N’Dour hails from Dakar in Senegal, and Marley called Kingston, Jamaica home, thus the thread symbolized by the album’s title. N’Dour feels it’s a proper tribute to a man he feels a very special kinship with. “When I was young my uncle was working in a store where they sell music, a lot of music,” N’Dour told me by phone from Dakar recently. “And every weekend he would bring home a lot of Bob Marley. I was really touched since it was coming from another underdeveloped country. Bob Marley is my hero, not because of the music only, but also because of what he symbolized. I’ve been a big fan of reggae music since long time ago, I’ve always wanted to think about the roots of reggae, how this music touches us, I’ve always found something very interesting about the roots, it’s like when the slaves left [Africa]. When I see all the same thing happening when I was in Kingston, I’m sure now there’s a connection between this music and Africa. I have the freedom to do what things I like so I was thinking about doing the reggae music.”

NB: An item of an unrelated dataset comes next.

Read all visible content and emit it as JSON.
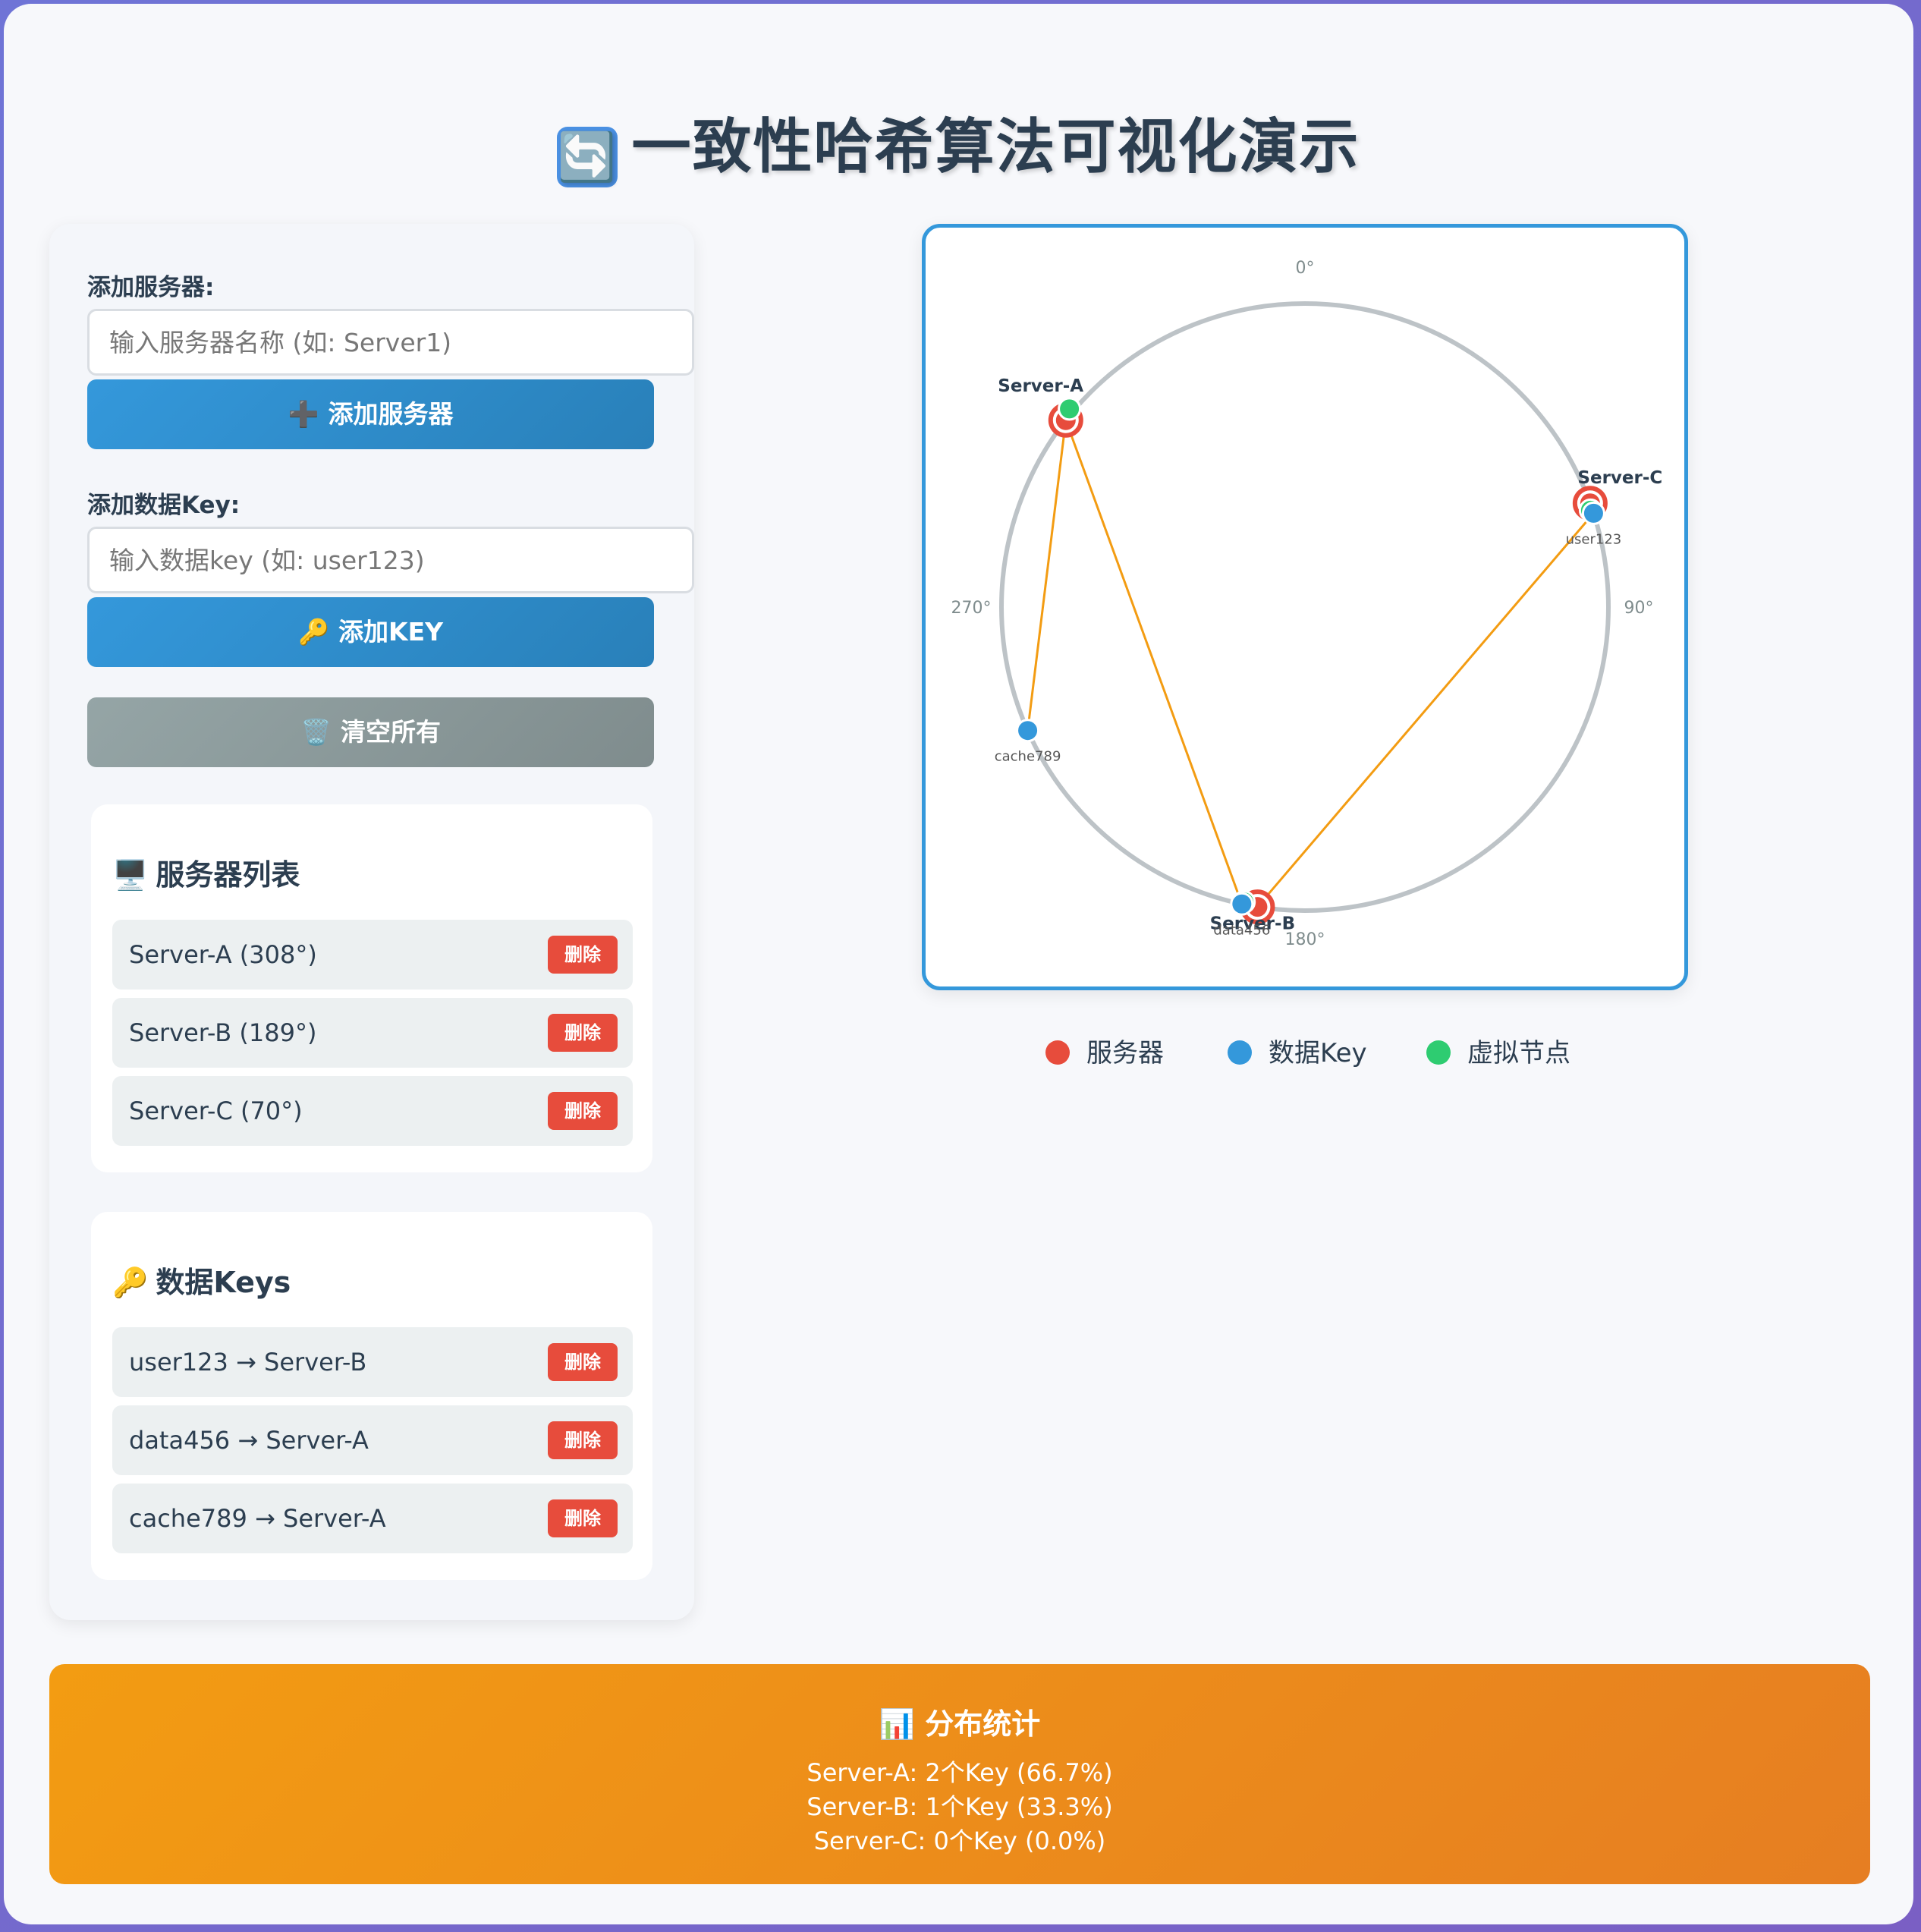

The feel of Dakar-Kingston is a unique blend of the familiar strains of reggae music and N’Dour’s native Senegalese sound, which meld together beautifully and bring the listener to a place that wonderfully combines the two genres into something recognizable yet different. “Whenever I’m doing something new, I make sure that my style and my music are on the inside a lot. I was thinking about the guitar and the percussion of reggae as I was planning to do this album, it’s something really interesting. And when you listen to the album, you hear the percussion with the guitar as well as my sound and it’s something really unique. I call it not just reggae music, but Youssou and reggae music.” As for his passionate never-ending social activism efforts, N’Dour’s latest focus is on important elections in his native country. It’s clear this world-renowned artist and activist is not slowing down, in fact, he’s moving faster than ever on his humanitarian path.
“Now my real vision is to make sure….we have a lot of elections in Africa, so I want to make sure people have their [voting] card and be ready to vote for their party, make sure a lot of people participate in the next election in Senegal. I am really positive, I see people trying to get the power. There is something really positive about today, people working to be heard and getting the power to make change.” From the beginning, N’Dour hasn’t been premeditated in his activism. But when he sees how he can make a difference, he answers the call whenever he’s needed. “I don’t have a plan, but I can use my music to do a lot of social things. Every day I meet people, and if I see situations, I act.”